The charity hopes that beavers could be released in the Highlands late this year (Ben Birchall/PA)
Lucinda Cameron, PA Scotland

A rewilding charity is hoping to win permission for proposals that could see beavers return to a Highland glen for the first time in 400 years.

Trees for Life is to apply for a Scottish Government licence to reintroduce beavers to Glen Affric following extensive community consultation.

The charity, working on behalf of a partnership that includes Government agency Forestry and Land Scotland (FLS) and four private landowners, will develop the application over the coming months and submit it to NatureScot for approval.

If permission is granted, reintroductions could take place in Loch Beinn a' Mheadhoin as early as autumn this year.

It would be the first official release of beavers to the north-west Highlands since the species was driven to extinction 400 years ago.

Alan McDonnell, conservation manager at Trees for Life, said: “We've worked hard to ensure an inclusive, considered consultation, with all voices having the chance to be listened to. This has been key to our recommendations going forward, and we're very grateful to everyone who took part.

“The return of beavers to Glen Affric would be a story of hope and renewal.
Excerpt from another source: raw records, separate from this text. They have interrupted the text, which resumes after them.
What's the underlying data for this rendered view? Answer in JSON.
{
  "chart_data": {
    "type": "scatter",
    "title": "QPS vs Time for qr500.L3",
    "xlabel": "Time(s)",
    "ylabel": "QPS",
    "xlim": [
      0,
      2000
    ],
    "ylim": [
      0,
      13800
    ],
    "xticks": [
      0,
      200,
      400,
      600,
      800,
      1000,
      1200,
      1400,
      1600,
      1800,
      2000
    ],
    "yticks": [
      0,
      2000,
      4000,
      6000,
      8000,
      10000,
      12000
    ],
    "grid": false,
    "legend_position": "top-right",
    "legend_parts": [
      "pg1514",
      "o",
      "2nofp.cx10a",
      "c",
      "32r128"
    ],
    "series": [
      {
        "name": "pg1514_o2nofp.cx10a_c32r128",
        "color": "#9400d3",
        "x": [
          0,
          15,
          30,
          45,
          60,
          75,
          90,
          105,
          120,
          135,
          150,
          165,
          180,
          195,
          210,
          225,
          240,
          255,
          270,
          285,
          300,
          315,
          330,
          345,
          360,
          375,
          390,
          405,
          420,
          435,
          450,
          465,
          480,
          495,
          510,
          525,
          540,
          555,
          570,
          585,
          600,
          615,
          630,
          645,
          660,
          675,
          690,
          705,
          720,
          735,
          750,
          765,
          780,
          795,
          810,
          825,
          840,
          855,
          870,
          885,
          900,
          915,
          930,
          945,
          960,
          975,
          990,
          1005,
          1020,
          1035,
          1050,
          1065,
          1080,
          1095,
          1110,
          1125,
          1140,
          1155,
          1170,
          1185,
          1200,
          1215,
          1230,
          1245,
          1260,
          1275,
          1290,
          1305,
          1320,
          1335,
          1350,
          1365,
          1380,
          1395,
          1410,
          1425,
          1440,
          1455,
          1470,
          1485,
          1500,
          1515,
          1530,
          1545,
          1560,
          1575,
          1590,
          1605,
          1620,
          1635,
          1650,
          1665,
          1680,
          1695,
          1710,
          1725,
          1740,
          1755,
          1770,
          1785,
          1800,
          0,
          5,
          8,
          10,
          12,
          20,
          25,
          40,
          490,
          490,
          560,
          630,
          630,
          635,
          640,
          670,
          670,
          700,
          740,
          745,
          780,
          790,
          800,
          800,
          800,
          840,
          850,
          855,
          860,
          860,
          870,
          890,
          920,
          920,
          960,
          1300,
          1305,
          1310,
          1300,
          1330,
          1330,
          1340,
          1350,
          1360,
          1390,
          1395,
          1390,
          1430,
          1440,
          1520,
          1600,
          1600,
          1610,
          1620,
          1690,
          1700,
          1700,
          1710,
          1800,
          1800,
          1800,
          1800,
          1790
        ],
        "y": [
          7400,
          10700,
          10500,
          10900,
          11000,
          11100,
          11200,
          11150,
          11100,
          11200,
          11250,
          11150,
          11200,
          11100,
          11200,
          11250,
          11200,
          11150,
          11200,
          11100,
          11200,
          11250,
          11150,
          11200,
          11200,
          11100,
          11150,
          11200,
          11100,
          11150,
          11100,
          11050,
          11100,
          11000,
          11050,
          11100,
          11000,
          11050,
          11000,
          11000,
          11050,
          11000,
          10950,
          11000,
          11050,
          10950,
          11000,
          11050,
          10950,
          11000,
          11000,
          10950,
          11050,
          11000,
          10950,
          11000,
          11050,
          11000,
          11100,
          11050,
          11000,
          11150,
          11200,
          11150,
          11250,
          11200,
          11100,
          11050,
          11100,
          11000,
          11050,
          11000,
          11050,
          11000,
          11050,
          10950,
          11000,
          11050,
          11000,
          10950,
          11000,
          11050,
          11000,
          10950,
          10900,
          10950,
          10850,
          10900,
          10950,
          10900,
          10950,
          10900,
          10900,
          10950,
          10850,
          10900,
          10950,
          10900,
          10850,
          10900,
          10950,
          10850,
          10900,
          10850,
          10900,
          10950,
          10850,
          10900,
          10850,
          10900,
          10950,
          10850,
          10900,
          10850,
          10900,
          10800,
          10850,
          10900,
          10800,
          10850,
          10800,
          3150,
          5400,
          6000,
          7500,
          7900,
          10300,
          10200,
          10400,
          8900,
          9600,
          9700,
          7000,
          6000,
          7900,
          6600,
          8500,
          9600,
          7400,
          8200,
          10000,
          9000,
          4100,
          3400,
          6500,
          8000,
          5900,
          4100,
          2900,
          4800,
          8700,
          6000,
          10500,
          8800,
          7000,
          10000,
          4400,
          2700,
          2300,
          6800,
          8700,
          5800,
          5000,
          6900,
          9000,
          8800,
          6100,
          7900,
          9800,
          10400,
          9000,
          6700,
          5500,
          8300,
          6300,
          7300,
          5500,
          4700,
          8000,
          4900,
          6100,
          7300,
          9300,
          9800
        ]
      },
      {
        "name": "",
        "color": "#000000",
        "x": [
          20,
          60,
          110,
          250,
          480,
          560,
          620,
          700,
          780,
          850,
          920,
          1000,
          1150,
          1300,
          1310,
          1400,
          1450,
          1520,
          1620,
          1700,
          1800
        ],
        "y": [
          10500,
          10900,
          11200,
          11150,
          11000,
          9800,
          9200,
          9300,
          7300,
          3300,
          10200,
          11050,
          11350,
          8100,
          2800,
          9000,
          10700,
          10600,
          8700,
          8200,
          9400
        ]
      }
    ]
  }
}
These remarkable animals can help us tackle the nature and climate emergencies.

“Their dams create nature-rich wetlands that also absorb carbon, reduce flooding downstream and improve water quality.

“We believe it is important that the community is closely involved in following how these animals progress into the future.”

It comes after the Scottish Government in late 2021 announced its support for translocation, which involves safely trapping and moving the animals to a more suitable area, rather than culling them when they cause problems.

In January, Loch Lomond became the third location in Scotland where a beaver translocation has taken place since the initial reintroduction trial of the creatures at Knapdale in Argyll began in 2009.

If permission for the Glen Affric move is granted, up to three groups of beavers would be relocated by the Beaver Trust from lower Tayside, where the animals would otherwise be culled.

The application must include a monitoring and management plan to track how reintroduced beavers progress over time, which will be developed with local community input as part of a management approach for the area.

The decision to take the proposal to the next stage follows a detailed community consultation, carried out by Trees for Life since last summer on behalf of four private landowners and FLS, who all manage land in the glen with suitable beaver habitat.

FLS environment manager Colin Edwards said: “FLS are ideally placed to assist with the Scottish Government policy to support a significant expansion of the range and size of the beaver population within Scotland over the next 10 years.

“We are committed to seeing beavers reintroduced to suitable parts of Scotland where their presence will bring ecological benefits, and we are therefore supportive of this proposal.

“However, we are sensitive to the concerns of adjacent landowners and the local community.

“Therefore it is important that any plans to bring beavers to this part of Scotland are done with the involvement of those most directly affected.”

A Trees for Life report recommends that beavers are not also released at Strathglass in that area of the Highlands at this time.

It notes that in the area above the Beinn a' Mheadhoin dam in Glen Affric, most of the landowners support the reintroduction proposal.

However Trees for Life has stressed the importance of engaging with the community to develop the monitoring measures needed as part of the application to release beavers there.

These measures will be designed to detect and support the management of any beavers should they get past the significant barrier of the dam and disperse downstream to Strathglass.